Emerging market debt: Broadening horizons
Despite continuously low yields German investors do love bonds. According to the latest data by German Investment Funds Association BVI, fixed income continues to be the second most popular asset class in the country, with total assets of some €196.4bn as of June 2016. But with Bunds overwhelmingly offering negative yields, German investors are now increasingly forced to broaden their horizons and consider emerging market debt.
With central bank interventions likely to increase in the aftermath of the British referendum to leave the EU, dollar denominated emerging market debt reported record inflows of $3.2bn in the first week of July alone, according to Deutsche Bank data. Moreover, since the beginning of this year the JPM EMBIG Diversified Index, an emerging market sovereign debt index published by JP Morgan, has increased by 12.4% in dollar terms.
This change in attitude is also reflected in ETF flows. As of July 2016, while emerging market equities turned out to be the second most popular asset class among European investors, attracting €1.3bn, according to Lipper data, emerging market bonds also gained traction, reporting more than €800m in inflows.
For Michael Hasenstab, CIO Global Macro at Franklin Templeton and manager of the group’s €18.9bn flagship Global Bond Fund, known for his contrarian bets, emerging markets have learnt their lessons from past crises. He argues that policymakers in particular have adjusted their strategies, for example by relying less on short-term debt, as in the case of Mexico. Consequently, Mexican, Korean and Malaysian government bonds are now among the biggest positions in his portfolio.
While the recovering emerging markets should be understood in the context of a three-year stagnation that preceded it, initial responses among investors in Germany suggest that appetite for emerging markets is catching up.
SwissLife Germany Vertriebsservice in Hannover continues to have a moderately cautious risk outlook for their retail clients, but it has added exposure to emerging and even frontier markets as part of its core satellite strategy, with multi-asset funds representing the core, and thematic funds, focusing for example on frontier markets, the periphery, as Felix Müller, director Product Management Investment explains.

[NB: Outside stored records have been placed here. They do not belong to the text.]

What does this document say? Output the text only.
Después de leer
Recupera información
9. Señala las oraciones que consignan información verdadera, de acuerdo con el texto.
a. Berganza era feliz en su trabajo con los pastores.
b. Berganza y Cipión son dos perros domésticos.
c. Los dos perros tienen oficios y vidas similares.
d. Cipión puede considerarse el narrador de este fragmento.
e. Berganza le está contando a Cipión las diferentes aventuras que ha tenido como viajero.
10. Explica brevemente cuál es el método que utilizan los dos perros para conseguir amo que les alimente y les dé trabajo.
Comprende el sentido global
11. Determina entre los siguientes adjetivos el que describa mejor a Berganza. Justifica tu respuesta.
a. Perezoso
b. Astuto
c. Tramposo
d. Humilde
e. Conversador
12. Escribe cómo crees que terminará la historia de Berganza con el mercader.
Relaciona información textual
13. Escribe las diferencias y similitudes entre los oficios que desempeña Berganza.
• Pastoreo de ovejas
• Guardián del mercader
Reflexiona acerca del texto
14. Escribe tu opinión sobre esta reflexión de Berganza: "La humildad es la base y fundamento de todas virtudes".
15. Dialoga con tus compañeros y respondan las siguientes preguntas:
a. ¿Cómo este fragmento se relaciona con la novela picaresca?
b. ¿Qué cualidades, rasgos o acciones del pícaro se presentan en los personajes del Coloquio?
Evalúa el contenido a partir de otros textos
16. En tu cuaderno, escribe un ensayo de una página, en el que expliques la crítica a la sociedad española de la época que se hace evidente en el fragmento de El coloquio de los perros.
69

“We don’t aim to time the market, instead, we focus on selecting active managers who would be able to make the call when they, for example, think that Iran is now a county worth investing in,” explains Müller.“In some cases, these frontier market funds have been a very welcome adjustment to our client’s portfolios,” he adds.
Jörg Baumhöfner, prokurist Private Banking at Bremer Kreditbank adds: “In the current low-yield environment and with generally careful clients, it is definitely worth reconsidering our allocation.”
“Generally, we don’t exclude countries from our investment horizon although we don’t invest in derivatives and temporarily opt out of certain sectors such as financials. We are trying to stay clear of bonds offering negative yields. In this context, emerging market debt becomes definitely more interesting; India, Russia and China are three countries we are particularly interested in. ”
Another example includes the Bremer Landesbank, which has capitalised on the growing interest in emerging markets by launching a Global Opportunities fund, which is a multiasset product managed by the Bank’s asset and portfolio management team in collaboration with chief analyst Volker Hellmeyer.
“Since launching the fund in January 2016, we have been completely surprised by the level of interest, not just among our own clients, but also by external investors,” report Jörg Hanpeter and Maarten Kofoet, portfolio managers at the Asset- and Portfolio Management team of Bremer Landesbank. While the fund seeks emerging market exposure primarily through equites, it also holds a number of fixed income investments. “We have a strong preference for countries such as India and Russia. There has been a lot of emerging market bashing in the past, but we remain cautiously optimistic,” the team predicts.